Christmas time is here is a classic carol heard this time of year in almost every store. It sings of “happiness and cheer,” “families growing near” and wishing the spirit of Christmas lasted all year.

That’s all fine and dandy if your holidays are full of happiness and cheer. But when they’re full of bickering, you definitely don’t want them to last all year.

Families can be a pretty diverse crowd. With people living longer, divorce rates in the United States around 40-50 percent, and remarriage or cohabitation leading to blended families, the holidays can become a melting pot of generational gaps, hurt feelings, and people sitting in the corner, feeling left out.

It isn’t hard to imagine the potential tensions. Toss in a few dissenting religious and political beliefs and you’ve got an episode of Jerry Springer.

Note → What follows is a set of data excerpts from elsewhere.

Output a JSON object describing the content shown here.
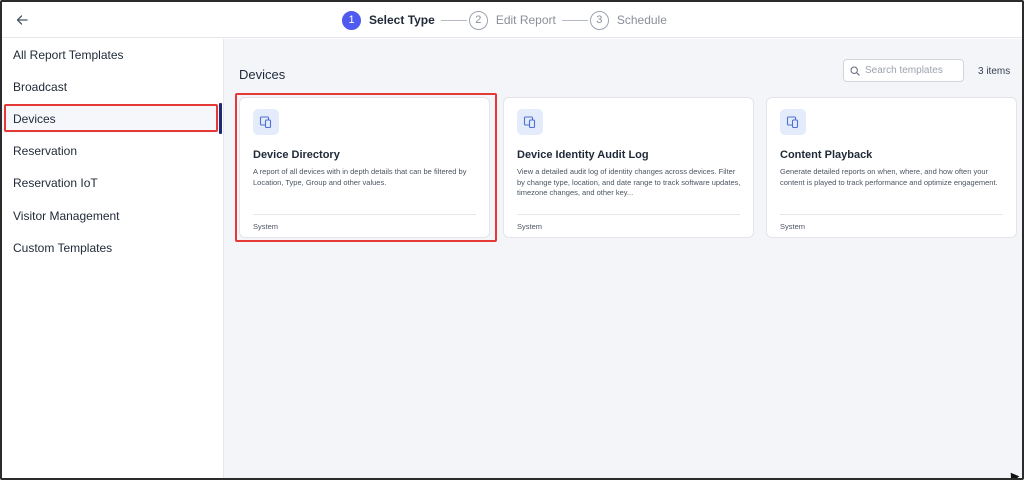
{
  "header": {
    "back_icon": "arrow-left-icon",
    "steps": [
      {
        "number": "1",
        "label": "Select Type",
        "active": true
      },
      {
        "number": "2",
        "label": "Edit Report",
        "active": false
      },
      {
        "number": "3",
        "label": "Schedule",
        "active": false
      }
    ]
  },
  "sidebar": {
    "items": [
      {
        "label": "All Report Templates"
      },
      {
        "label": "Broadcast"
      },
      {
        "label": "Devices",
        "selected": true
      },
      {
        "label": "Reservation"
      },
      {
        "label": "Reservation IoT"
      },
      {
        "label": "Visitor Management"
      },
      {
        "label": "Custom Templates"
      }
    ]
  },
  "main": {
    "section_title": "Devices",
    "search": {
      "placeholder": "Search templates",
      "value": "",
      "icon": "search-icon"
    },
    "items_count": "3 items",
    "cards": [
      {
        "icon": "devices-icon",
        "title": "Device Directory",
        "description": "A report of all devices with in depth details that can be filtered by Location, Type, Group and other values.",
        "footer": "System"
      },
      {
        "icon": "devices-icon",
        "title": "Device Identity Audit Log",
        "description": "View a detailed audit log of identity changes across devices. Filter by change type, location, and date range to track software updates, timezone changes, and other key...",
        "footer": "System"
      },
      {
        "icon": "devices-icon",
        "title": "Content Playback",
        "description": "Generate detailed reports on when, where, and how often your content is played to track performance and optimize engagement.",
        "footer": "System"
      }
    ]
  },
  "colors": {
    "accent": "#4f5bf0",
    "highlight": "#e53935",
    "active_bar": "#1e2a78",
    "main_bg": "#f4f5f9",
    "icon_bg": "#e4ecfb"
  }
}
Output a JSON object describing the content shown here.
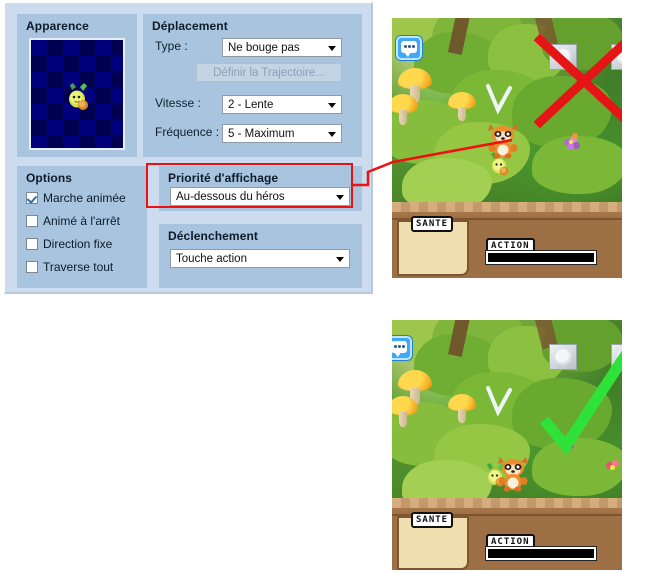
{
  "editor": {
    "groups": {
      "apparence": {
        "title": "Apparence"
      },
      "deplacement": {
        "title": "Déplacement",
        "type_label": "Type :",
        "type_value": "Ne bouge pas",
        "trajectory_button": "Définir la Trajectoire...",
        "vitesse_label": "Vitesse :",
        "vitesse_value": "2 - Lente",
        "frequence_label": "Fréquence :",
        "frequence_value": "5 - Maximum"
      },
      "options": {
        "title": "Options",
        "items": [
          {
            "label": "Marche animée",
            "checked": true
          },
          {
            "label": "Animé à l'arrêt",
            "checked": false
          },
          {
            "label": "Direction fixe",
            "checked": false
          },
          {
            "label": "Traverse tout",
            "checked": false
          }
        ]
      },
      "priorite": {
        "title": "Priorité d'affichage",
        "value": "Au-dessous du héros"
      },
      "declenchement": {
        "title": "Déclenchement",
        "value": "Touche action"
      }
    }
  },
  "screenshots": [
    {
      "name": "before",
      "hud": {
        "health_label": "SANTE",
        "action_label": "ACTION"
      },
      "overlay_mark": "cross",
      "overlay_color": "#e61515"
    },
    {
      "name": "after",
      "hud": {
        "health_label": "SANTE",
        "action_label": "ACTION"
      },
      "overlay_mark": "check",
      "overlay_color": "#2fe23a"
    }
  ],
  "annotation": {
    "line_color": "#ee1111",
    "highlight_color": "#ee1111"
  }
}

The holidays are supposed to be a time for coming together and goodwill towards all. But when the holiday season starts with the murder of three over an Xbox on Black Friday, goodwill seems to be the furthest from people’s minds.

It seems that each year, the violence surrounding the start of a supposedly joyous season just gets worse.  A woman was trampled at a Wal-Mart, a fight broke out over a parking space which resulted in someone getting stabbed, and would-be robbers shot a man while trying to take his newly purchased television.

If this is how we choose to treat complete strangers, it shouldn’t be too much of a stretch to believe that the people we know best, our family, will be treated just as badly.

Ok, maybe that’s an exaggeration. While there is a good amount of familial violence around the holidays, it isn’t as bad as the Black Friday madness. But, the wounds left from holiday mudslinging can hurt all the same.

Jabs about how smart one’s child is, how much money one made, or someone’s happy marriage have a tendency to leave marks on the soul.

What happened to a families gathering around the Christmas tree, catching up, laughing, and being genuinely happy to spend time together?

Suck it up people! If not for yourselves, than for everyone else who takes time out of their busy lives to get together, often only this one time each year.

Everyone is different. That’s what makes life so interesting. Everyone follows a different life path, has different opinions and ideas, and finds different things fulfilling. But we all have one thing in common. We’re all family.

Embrace your differences. Learn something new from someone else’s differences. Have a lively, yet civil, debate about politics or religion, keeping in mind that everyone is entitled to their opinion. Heck, someone might change your mind, or, better yet, you might find that you have something in common with someone you never imagined.

This holiday season, I urge everyone to reconnect with family. You have 364 other days to hate each other. Embrace the true Christmas spirit and love each other for your differences for just one day.